Despite hypothesising that PCI would improve event-free surival within the patient population, Perera reported that, during a median follow up of 3.4 years, the primary outcome occurred in 129 (37.2%) patients in the PCI group and 134 (38%) patients in the medical therapy alone group for a hazard ratio (HR) of 0.99 (95% confidence interval 0.78–1.27, p=0.96).

“The key take home message from this where I am concerned is that this is now a definitive result, we finally have RCT [randomised controlled trial] evidence that allow guidelines to be strengthened on the one hand, and allow clinical practice to be rationalised around the world on the other,” Perera commented.

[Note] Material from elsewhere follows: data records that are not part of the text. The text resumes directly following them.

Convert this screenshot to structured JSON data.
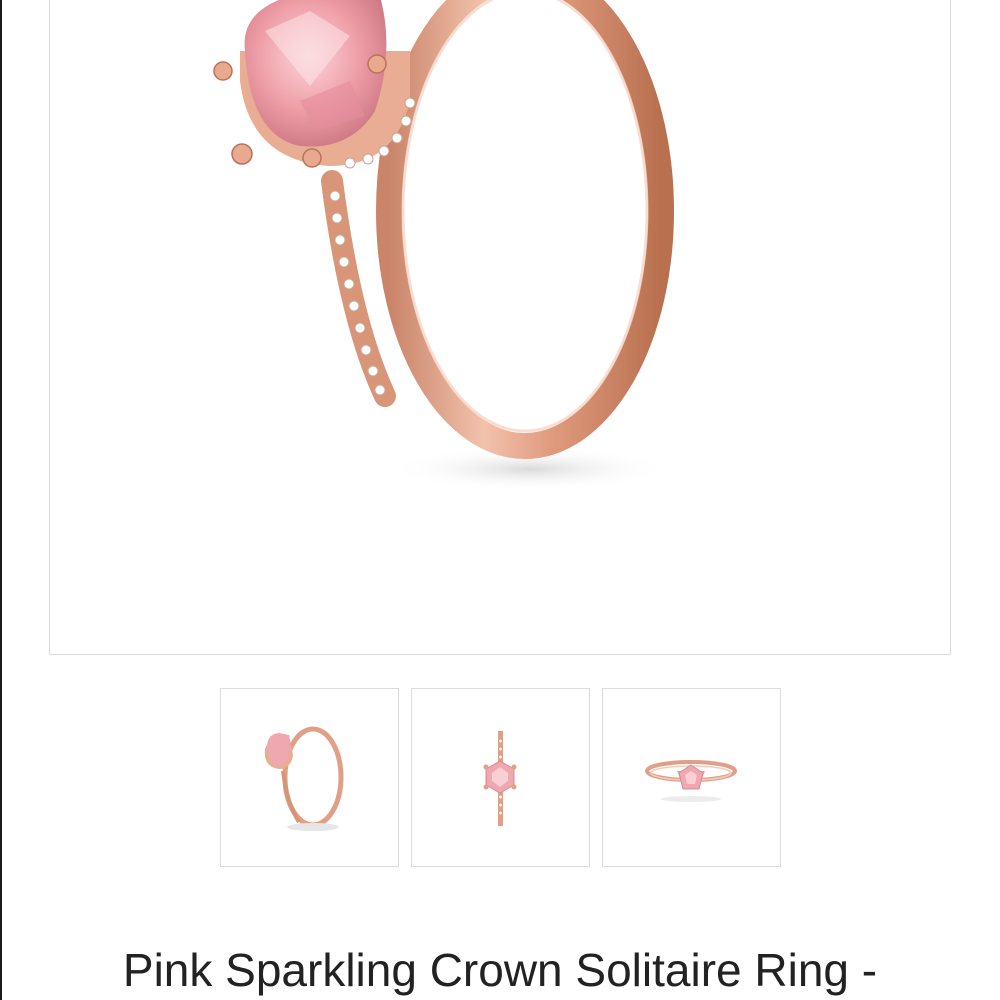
{
  "product": {
    "title": "Pink Sparkling Crown Solitaire Ring -"
  },
  "gallery": {
    "main_image": "ring-angled-view",
    "thumbnails": [
      {
        "view": "angled"
      },
      {
        "view": "top-down"
      },
      {
        "view": "front"
      }
    ]
  },
  "colors": {
    "rose_gold": "#e0a088",
    "rose_gold_dark": "#c27a5f",
    "stone_pink": "#f0a8b0",
    "border": "#dcdcdc",
    "text": "#222222"
  }
}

No significant difference was seen between groups in the major secondary outcome of the trial, left ventricular ejection fraction (LVEF) at six and 12 months. Given that only patients with demonstrable myocardial viability were enrolled, the latter finding challenges the concept of myocardial hibernation, which for decades has been considered an adaptation of the heart to cope with the effects of severe coronary disease, that can be reversed by treating the coronary disease.

Interestingly, according to Perera, quality of life (the other major secondary outcome) favoured PCI at six and 12 months but there was no difference between groups at 24 months. Asked about this in the press conference, Perera said that more data on this will feed into a health-economic analysis of the trial data.

Findings of the study were simultaneously published in the New England Journal of Medicine.